By Lamar Odom / Çeviri: Yılmazcem Özardıç
Bu yazı ilk olarak 27 Temmuz 2017 tarihinde The Players Tribune’de yayınlanmıştır.
Nevada’daki hastane odasında uyandığımda günü hatırlıyorum… Hareket edemiyordum. Konuşamıyordum. Kendi vücudumun içinde kapana kısılmıştım. Boğazım deli gibi acıyordu. Aşağı baktığımda ağzımdan çıkan tüpleri gördüm.
Panikledim.
Onları çıkarmaya çalışmaya başladım, ama başaramadım çünkü ellerim çok zayıftı. Hemşireler beni durdurmak için koşarak odaya geldiler. Size de mutlaka olmuştur. Kötü bir rüya görürsünüz. Bir canavar peşinizden koşuyordur, siz de ondan kaçamazsınız ya? Bacaklarınız çalışmaz, canavar arkanıza kadar gelir, sanki yavaş çekimdeymişsiniz gibi hissedersiniz. Aynı bunun gibi hissediyordum.
Yatakta yatmış, tavana bakıyor haldeydim. Doktorlar gelip başımda dikiliyor, bana bir şeyler söyleyip gidiyorlardı. Sonra bir daha geliyor, bir daha gidiyorlardı. Gidiyor, geliyorlardı. Bir daha. Bir daha. Belki de ben uykuya dalıp uyanıyordum, tam olarak bilmiyorum.
Eski karım odada benimleydi. Yediğim b..larında ardından onu gördüğüm için şaşırmıştım. Dürüst olmak gerekirse tam olarak o anda kötü bir halde olduğumu fark etmiştim.
Sonra bir ara yetkili doktor gelip neler olduğunu anlattı. “Bay Odom, dört gündür komadaydınız. Beni anlıyor musunuz?”
Konuşamıyordum. O yüzden kafa salladım.
“Burada olman bir mucize. Yaşayacağını düşünmüyorduk” diyordu.

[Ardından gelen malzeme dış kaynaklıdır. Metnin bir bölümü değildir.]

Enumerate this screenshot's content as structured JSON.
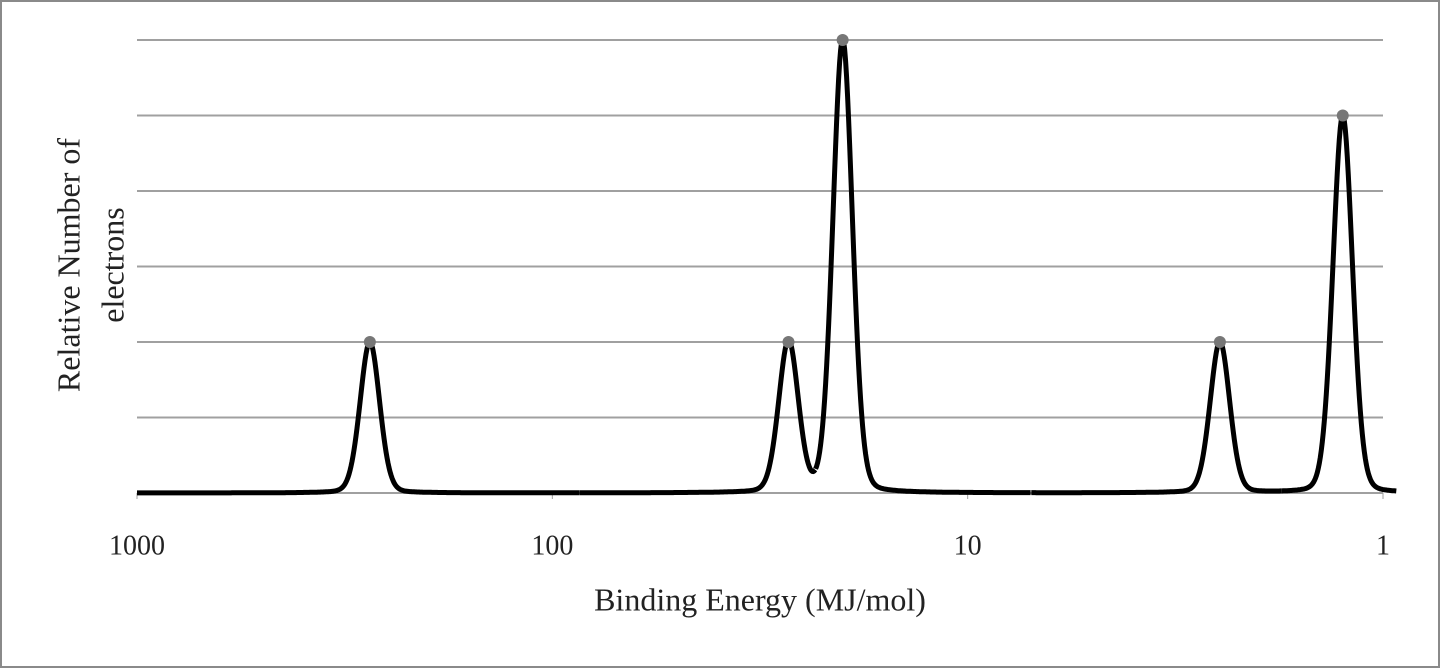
{
  "chart_data": {
    "type": "spectrum",
    "x_label": "Binding Energy (MJ/mol)",
    "y_label": [
      "Relative Number of",
      "electrons"
    ],
    "x": [
      275,
      27,
      20,
      2.47,
      1.25
    ],
    "values": [
      2,
      2,
      6,
      2,
      5
    ],
    "color": "#000000",
    "xlim": [
      1000,
      1
    ],
    "xticks": [
      1000,
      100,
      10,
      1
    ],
    "xlog": true,
    "ylim": [
      0,
      6
    ],
    "yticks": [
      0,
      1,
      2,
      3,
      4,
      5,
      6
    ],
    "grid": true
  }
}
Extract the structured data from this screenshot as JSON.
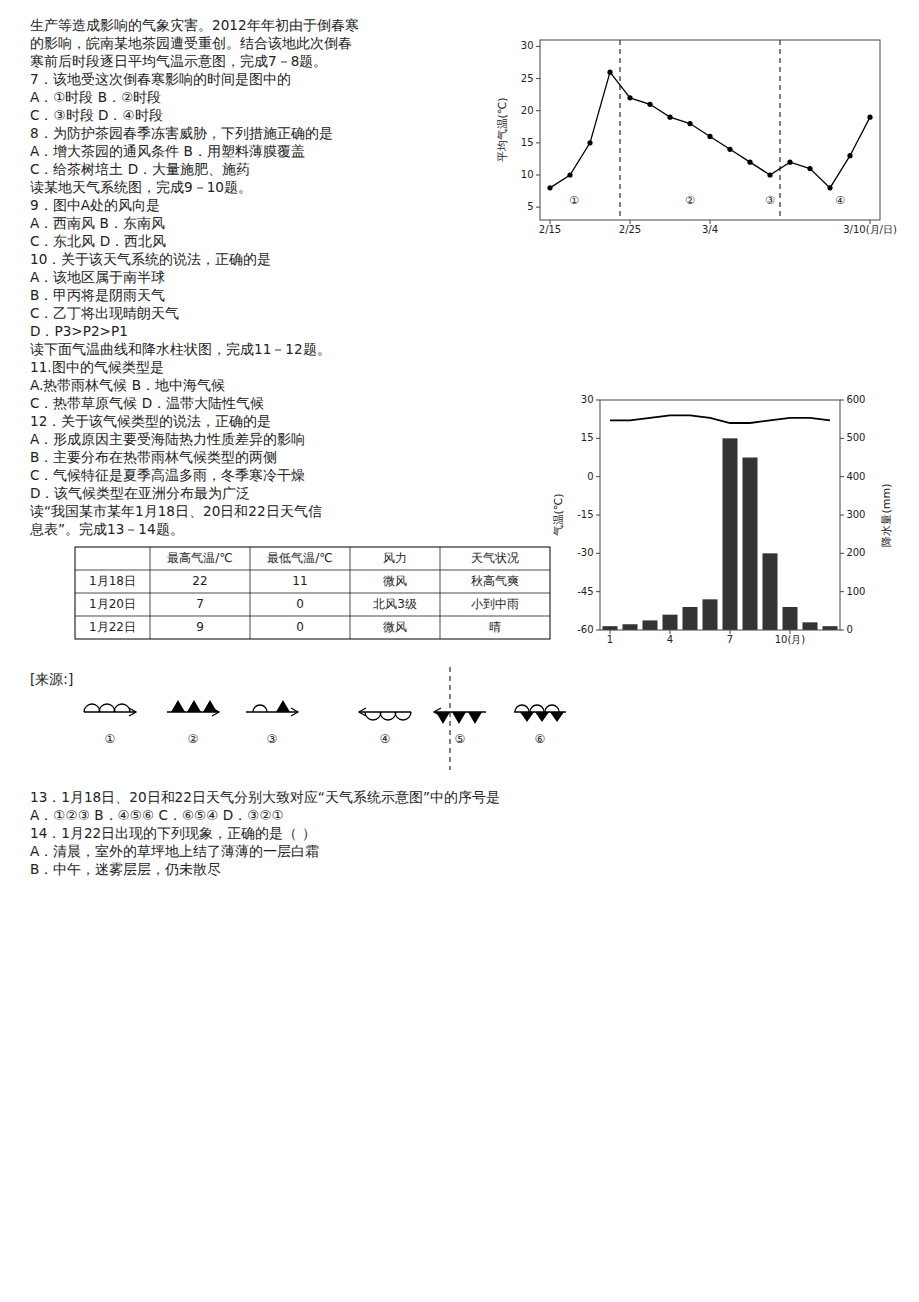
{
  "chart_data": [
    {
      "type": "text",
      "annotations": [
        "生产等造成影响的气象灾害。2012年年初由于倒春寒",
        "的影响，皖南某地茶园遭受重创。结合该地此次倒春",
        "寒前后时段逐日平均气温示意图，完成7－8题。",
        "7．该地受这次倒春寒影响的时间是图中的",
        "A．①时段          B．②时段",
        "C．③时段          D．④时段",
        "8．为防护茶园春季冻害威胁，下列措施正确的是",
        "A．增大茶园的通风条件    B．用塑料薄膜覆盖",
        "C．给茶树培土          D．大量施肥、施药",
        "读某地天气系统图，完成9－10题。",
        "9．图中A处的风向是",
        "A．西南风          B．东南风",
        "C．东北风          D．西北风",
        "10．关于该天气系统的说法，正确的是",
        "A．该地区属于南半球",
        "B．甲丙将是阴雨天气",
        "C．乙丁将出现晴朗天气",
        "D．P3>P2>P1",
        "读下面气温曲线和降水柱状图，完成11－12题。",
        "11.图中的气候类型是",
        "A.热带雨林气候   B．地中海气候",
        "C．热带草原气候   D．温带大陆性气候",
        "12．关于该气候类型的说法，正确的是",
        "A．形成原因主要受海陆热力性质差异的影响",
        "B．主要分布在热带雨林气候类型的两侧",
        "C．气候特征是夏季高温多雨，冬季寒冷干燥",
        "D．该气候类型在亚洲分布最为广泛",
        "读“我国某市某年1月18日、20日和22日天气信",
        "息表”。完成13－14题。"
      ]
    },
    {
      "type": "line",
      "ylabel": "平均气温(℃)",
      "x": [
        1,
        2,
        3,
        4,
        5,
        6,
        7,
        8,
        9,
        10,
        11,
        12,
        13,
        14,
        15,
        16,
        17
      ],
      "values": [
        8,
        10,
        15,
        26,
        22,
        21,
        19,
        18,
        16,
        14,
        12,
        10,
        12,
        11,
        8,
        13,
        19
      ],
      "color": "#000000",
      "marker": "circle",
      "line_style": "solid",
      "xlim": [
        0.5,
        17.5
      ],
      "ylim": [
        3,
        31
      ],
      "xticks": [
        {
          "value": 1,
          "label": "2/15"
        },
        {
          "value": 5,
          "label": "2/25"
        },
        {
          "value": 9,
          "label": "3/4"
        },
        {
          "value": 17,
          "label": "3/10(月/日)"
        }
      ],
      "yticks": [
        5,
        10,
        15,
        20,
        25,
        30
      ],
      "vlines": [
        4.5,
        12.5
      ],
      "annotations": [
        {
          "text": "①",
          "x": 2.2,
          "y": 5.5
        },
        {
          "text": "②",
          "x": 8.0,
          "y": 5.5
        },
        {
          "text": "③",
          "x": 12.0,
          "y": 5.5
        },
        {
          "text": "④",
          "x": 15.5,
          "y": 5.5
        }
      ],
      "grid": false
    },
    {
      "type": "bar",
      "x": [
        1,
        2,
        3,
        4,
        5,
        6,
        7,
        8,
        9,
        10,
        11,
        12
      ],
      "xlim": [
        0.5,
        12.5
      ],
      "xticks": [
        1,
        4,
        7,
        {
          "value": 10,
          "label": "10(月)"
        }
      ],
      "ylabel": "气温(℃)",
      "ylim": [
        -60,
        30
      ],
      "yticks": [
        -60,
        -45,
        -30,
        -15,
        0,
        15,
        30
      ],
      "y2label": "降水量(mm)",
      "y2lim": [
        0,
        600
      ],
      "y2ticks": [
        0,
        100,
        200,
        300,
        400,
        500,
        600
      ],
      "series": [
        {
          "type": "bar",
          "axis": "y2",
          "color": "#333333",
          "values": [
            10,
            15,
            25,
            40,
            60,
            80,
            500,
            450,
            200,
            60,
            20,
            10
          ]
        },
        {
          "type": "line",
          "color": "#000000",
          "values": [
            22,
            22,
            23,
            24,
            24,
            23,
            21,
            21,
            22,
            23,
            23,
            22
          ]
        }
      ],
      "grid": false
    },
    {
      "type": "table",
      "columns": [
        null,
        "最高气温/℃",
        "最低气温/℃",
        "风力",
        "天气状况"
      ],
      "rows": [
        [
          "1月18日",
          "22",
          "11",
          "微风",
          "秋高气爽"
        ],
        [
          "1月20日",
          "7",
          "0",
          "北风3级",
          "小到中雨"
        ],
        [
          "1月22日",
          "9",
          "0",
          "微风",
          "晴"
        ]
      ]
    },
    {
      "type": "text",
      "annotations": [
        "[来源:]"
      ]
    },
    {
      "type": "symbols",
      "series": [
        {
          "name": "①",
          "marker": "warm-front-right"
        },
        {
          "name": "②",
          "marker": "cold-front-right"
        },
        {
          "name": "③",
          "marker": "occluded-front-right"
        },
        {
          "name": "④",
          "marker": "warm-front-left"
        },
        {
          "name": "⑤",
          "marker": "cold-front-left"
        },
        {
          "name": "⑥",
          "marker": "stationary-front"
        }
      ]
    },
    {
      "type": "text",
      "annotations": [
        "13．1月18日、20日和22日天气分别大致对应“天气系统示意图”中的序号是",
        "A．①②③          B．④⑤⑥          C．⑥⑤④          D．③②①",
        "14．1月22日出现的下列现象，正确的是（    ）",
        "A．清晨，室外的草坪地上结了薄薄的一层白霜",
        "B．中午，迷雾层层，仍未散尽"
      ]
    }
  ]
}
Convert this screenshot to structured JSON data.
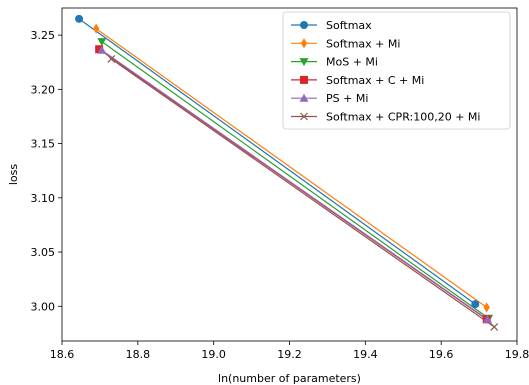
{
  "chart_data": {
    "type": "line",
    "xlabel": "ln(number of parameters)",
    "ylabel": "loss",
    "xlim": [
      18.6,
      19.8
    ],
    "ylim": [
      2.968,
      3.275
    ],
    "xticks": [
      "18.6",
      "18.8",
      "19.0",
      "19.2",
      "19.4",
      "19.6",
      "19.8"
    ],
    "yticks": [
      "3.00",
      "3.05",
      "3.10",
      "3.15",
      "3.20",
      "3.25"
    ],
    "legend": "top-right",
    "grid": false,
    "series": [
      {
        "name": "Softmax",
        "color": "#1f77b4",
        "marker": "circle",
        "x": [
          18.645,
          19.69
        ],
        "y": [
          3.265,
          3.002
        ]
      },
      {
        "name": "Softmax + Mi",
        "color": "#ff7f0e",
        "marker": "diamond",
        "x": [
          18.69,
          19.72
        ],
        "y": [
          3.256,
          2.999
        ]
      },
      {
        "name": "MoS + Mi",
        "color": "#2ca02c",
        "marker": "triangle-down",
        "x": [
          18.705,
          19.725
        ],
        "y": [
          3.244,
          2.989
        ]
      },
      {
        "name": "Softmax + C + Mi",
        "color": "#d62728",
        "marker": "square",
        "x": [
          18.698,
          19.72
        ],
        "y": [
          3.237,
          2.988
        ]
      },
      {
        "name": "PS + Mi",
        "color": "#9467bd",
        "marker": "triangle-up",
        "x": [
          18.705,
          19.722
        ],
        "y": [
          3.236,
          2.988
        ]
      },
      {
        "name": "Softmax + CPR:100,20 + Mi",
        "color": "#8c564b",
        "marker": "x",
        "x": [
          18.73,
          19.74
        ],
        "y": [
          3.228,
          2.981
        ]
      }
    ]
  }
}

Tamamen şoktaydım. Bir şeyler söyleyemiyor, soru soramıyordum. Hayatımda ilk kez kendimi yardıma muhtaç hissediyordum. Sanki çok küçük bir bebekmişim gibiydi. Her şey.. Her şey gerçekti.
Hayatımın o döneminde her gün kokain kullanıyordum. Boş olduğum her saniye, kokain çekiyordum. Kontrolüm altında olan bir şey değildi.
Kontrol etmek istemedim de.
O yatakta otururken yaşamım boyunca ilk kez durumu anlatamadığımı hissettim. Kendi düşüncelerim içinde boğuluyordum. O anda büyükannemin küçükken bana söylediği bir şeyi aklıma getirip durdum.
Sanki odanın içinde bana bakıyormuş gibiydi, adeta yüzünü görebiliyordum.
“Karanlıkta yapılanlar” derdi, “Aydınlıkta ortaya çıkar.”
Yaptığım ve kaçmaya çalıştığım o gizli şeyleri hatırladım. Yanlış yaptığım her şeyi. Saklanmaya, gizlemeye çalıştıklarımı. Kimse görmese, Tanrı görüyordu.
O yatakta, makinelere bağlı şekilde, etrafımda insanlar benim için ağlıyorken bir şey fark ettim. Artık kaçış yoktu. Bu durum Tanrı’nın bana “Her ne s..im yapıyorsan, yavaşlaman gerek, yoksa bundan daha kötü hallere de düşeceksin” deme şekliydi.
Sadece bir şey bundan daha kötü olabilirdi.